En algún lado dijiste “pude ser medievalista o lingüista chomskiano, pero terminé en la Filología comparada por azar o por amor, que es casi lo mismo”. Si tuvieras que definirte hoy, ¿cómo lo harías?
Lo primero: soy enemigo de las definiciones, sobre todo de las autodefiniciones. Uno es lo que cree ser, pero también lo que los demás piensan de uno y ese choque de miradas me parece más interesante que cualquier etiqueta. Durante años me presentaban como “catedrático y escritor”: la pedagogía y la escritura eran mis territorios. Si me apurás, sigo siendo eso, pero en transición. Ahora, cuando te elogian demasiado, uno sospecha que ya está muerto.
Quedémonos con el “Daniel lector” por ahora: En La lectura, una vida (publicado en la colección Lector&s de la editorial Ampersand) decís: “Confesar lo que he leído no importa, lo importante es quién me llevó a esas lecturas”. ¿Quiénes fueron esas personas que te marcaron?
Son muchos. Desde la señorita Celia en la primaria hasta Marina Fernández en la secundaria. Mis padres, que leían por placer lo que llamaban “basura”: novelitas de vaqueros o folletines románticos. También mis amigos, mis colegas, mis alumnos. A veces una equivocación de memoria de un estudiante me enseñó más que un curso entero. Y, claro, maestros como Beatriz Sarlo, Josefina Ludmer o Enrique Pezzoni. Nadie inventa la pólvora solo: uno se acopla a lo que otros hicieron antes y lo transforma.
¿Y por qué no fuiste medievalista al final?
Porque me contrataron para otra cosa. El siglo XX me atrapó: era un corpus cerrado, casi como la Edad Media. Pero además me gustaba que lo estudiábamos mientras lo vivíamos, eso tenía una inmediatez que hoy ya no existe. Ahora me encuentro explicando a chicos nacidos en 2005 qué fueron los años sesenta.

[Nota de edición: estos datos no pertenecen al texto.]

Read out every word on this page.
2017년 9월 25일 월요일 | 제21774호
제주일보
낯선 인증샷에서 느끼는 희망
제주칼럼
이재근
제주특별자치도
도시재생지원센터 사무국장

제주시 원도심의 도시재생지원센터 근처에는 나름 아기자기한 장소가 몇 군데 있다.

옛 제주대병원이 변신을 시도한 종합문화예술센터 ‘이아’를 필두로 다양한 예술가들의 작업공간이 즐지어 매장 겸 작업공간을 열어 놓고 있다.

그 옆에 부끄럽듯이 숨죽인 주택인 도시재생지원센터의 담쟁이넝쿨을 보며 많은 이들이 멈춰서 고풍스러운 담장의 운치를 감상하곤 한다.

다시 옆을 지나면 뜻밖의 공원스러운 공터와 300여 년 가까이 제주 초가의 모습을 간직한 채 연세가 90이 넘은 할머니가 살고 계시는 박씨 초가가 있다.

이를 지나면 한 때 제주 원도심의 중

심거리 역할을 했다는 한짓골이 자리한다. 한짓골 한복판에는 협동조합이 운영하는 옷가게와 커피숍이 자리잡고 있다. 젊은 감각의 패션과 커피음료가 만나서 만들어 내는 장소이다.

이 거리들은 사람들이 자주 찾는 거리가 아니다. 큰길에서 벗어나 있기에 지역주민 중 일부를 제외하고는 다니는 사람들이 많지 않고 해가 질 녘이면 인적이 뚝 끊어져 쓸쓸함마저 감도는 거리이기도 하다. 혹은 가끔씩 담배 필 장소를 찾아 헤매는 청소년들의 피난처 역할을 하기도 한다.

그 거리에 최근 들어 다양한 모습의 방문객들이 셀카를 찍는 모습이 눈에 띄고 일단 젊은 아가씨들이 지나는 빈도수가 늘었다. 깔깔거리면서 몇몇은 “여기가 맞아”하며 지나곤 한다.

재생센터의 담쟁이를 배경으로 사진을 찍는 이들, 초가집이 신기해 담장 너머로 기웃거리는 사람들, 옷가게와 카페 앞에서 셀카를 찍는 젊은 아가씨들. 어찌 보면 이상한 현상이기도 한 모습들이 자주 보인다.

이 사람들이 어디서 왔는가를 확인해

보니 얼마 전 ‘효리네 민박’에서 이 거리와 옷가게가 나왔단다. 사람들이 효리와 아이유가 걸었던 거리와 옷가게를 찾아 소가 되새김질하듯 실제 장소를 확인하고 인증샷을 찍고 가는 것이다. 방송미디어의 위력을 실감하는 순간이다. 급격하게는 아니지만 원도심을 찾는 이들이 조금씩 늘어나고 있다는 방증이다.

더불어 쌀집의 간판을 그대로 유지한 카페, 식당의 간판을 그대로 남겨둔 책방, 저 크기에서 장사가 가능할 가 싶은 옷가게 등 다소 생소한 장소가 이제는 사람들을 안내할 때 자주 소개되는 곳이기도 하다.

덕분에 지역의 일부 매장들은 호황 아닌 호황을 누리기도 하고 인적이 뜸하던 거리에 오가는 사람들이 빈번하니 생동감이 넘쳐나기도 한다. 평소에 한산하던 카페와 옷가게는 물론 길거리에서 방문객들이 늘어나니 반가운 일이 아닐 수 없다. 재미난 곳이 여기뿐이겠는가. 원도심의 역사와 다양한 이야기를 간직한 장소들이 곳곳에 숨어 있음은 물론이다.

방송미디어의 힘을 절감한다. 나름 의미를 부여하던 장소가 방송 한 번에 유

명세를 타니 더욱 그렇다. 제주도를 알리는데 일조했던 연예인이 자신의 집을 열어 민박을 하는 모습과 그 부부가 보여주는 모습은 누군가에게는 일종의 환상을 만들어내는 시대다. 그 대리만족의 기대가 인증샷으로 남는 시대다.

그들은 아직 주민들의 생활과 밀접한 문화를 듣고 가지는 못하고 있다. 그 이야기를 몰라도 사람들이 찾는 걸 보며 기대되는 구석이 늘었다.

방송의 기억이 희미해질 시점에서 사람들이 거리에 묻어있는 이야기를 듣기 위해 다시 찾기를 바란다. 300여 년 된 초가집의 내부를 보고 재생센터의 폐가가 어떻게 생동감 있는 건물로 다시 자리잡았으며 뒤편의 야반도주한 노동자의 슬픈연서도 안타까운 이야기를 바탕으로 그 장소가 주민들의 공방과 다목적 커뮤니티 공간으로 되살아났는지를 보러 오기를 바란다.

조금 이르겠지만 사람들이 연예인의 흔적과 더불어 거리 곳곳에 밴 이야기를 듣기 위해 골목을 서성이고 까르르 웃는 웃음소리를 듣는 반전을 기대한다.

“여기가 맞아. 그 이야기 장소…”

Imaginate que estuviéramos en el siglo XXIII, ¿qué creés que quedaría del XX?
Lo que ya quedó: Joyce, Kafka, Beckett, Borges, Puig, Pasolini. El siglo XX fue radical: tiraba la casa por la ventana. Eso trajo lo mejor y lo peor: el comunismo y el fascismo, los viajes a la luna y los campos de exterminio. Un siglo de apuestas extremas. El XXI, en cambio, parece chato: novelas repetidas, pensadas para Netflix, sin riesgo formal ni ético. Mucho cinismo y poca imaginación.
Te traigo otra frase tuya: “Mejor que leer muchos libros es leer uno solo, pero leerlo lentamente”. ¿Cuáles son esos libros a los que volvés?
La Recherche de Proust, Kafka siempre, Manuel Puig entero. Y algunas obras de César Aira, que más que un autor se volvió una condición de posibilidad. Su falsa simplicidad abrió la puerta para que muchos se animaran a escribir. También Bellatin o Pizarnik, búsquedas que persiguen algo que sabemos que no existe, pero igual insistimos.
Pasemos un segundo al Daniel profesor. En tu última clase decías: “La clase es el lugar de todos los intercambios”. ¿Qué significa ese “todos”?
Que en la clase se cruzan crítica, pedagogía, escritura y afecto, no se pueden separar. La escena de la clase es rica porque incluye lo que los alumnos leen, lo que ignoran, lo que dicen y hasta lo que los subleva. Siempre hay una tensión amorosa: yo pienso la clase como el centro de mi vida y para ellos soy solo una materia más. Esa asimetría sostiene la escena.
¿Y en qué diferenciás tu ensayística del resto de tus actividades? ¿La ves más experimental?
Sí. Escribir para la universidad es difícil: los protocolos ahogan, a veces hay que escribir “como piden” para sobrevivir. Mis libros de ensayo intentan fugarse de eso: son fragmentarios pero sostienen un argumento. Experimentar es resistir a la casta académica que decide quién maneja “conceptos” y quién solo “temas”.
Me interesaría mucho saber qué pensás de la inteligencia artificial y sus alcances.
Me parece que en un punto es como un juego, y los juegos son serios. No podemos enojarnos con la técnica, siempre apareció algo nuevo: la fotografía, el cine, lo que me preocupa no es la herramienta, sino el uso que se hace. Hoy la IA ya escribe novelas tan malas como las que publican algunos autores. El desafío estará en ir hacia otro lado: buscar lo verdadero, lo justo y lo bello.
Tu herramienta de trabajo es el lenguaje, no quiero dejar pasar la posibilidad de preguntarte que opinás de la violencia simbólica y discursiva que estamos viviendo a diario.
Creo que hay que distinguir dos aspectos: una cosa es la violencia verbal horizontal, la del insulto de cancha, que me parece divertida. Otra es cuando hay asimetría de poder: un jefe insultando a un empleado, un presidente insultando a los ciudadanos. Ahí ya no es violencia verbal, eso ya es terrorismo discursivo. Lo importante no es la palabra, sino desde dónde se dice.
La última, que es la pregunta con la que siempre cerramos: recomendanos algunos libros, los que a lo largo de una vida dedicada a la lectura te hayan impactado de una u otra forma.
Kafka, siempre. Puig, entero. Proust, por supuesto. Y entre los contemporáneos, Aira y Bellatin, porque mantienen viva la búsqueda. Y si querés un ensayo: releer a Ludmer, que escribió como los ángeles.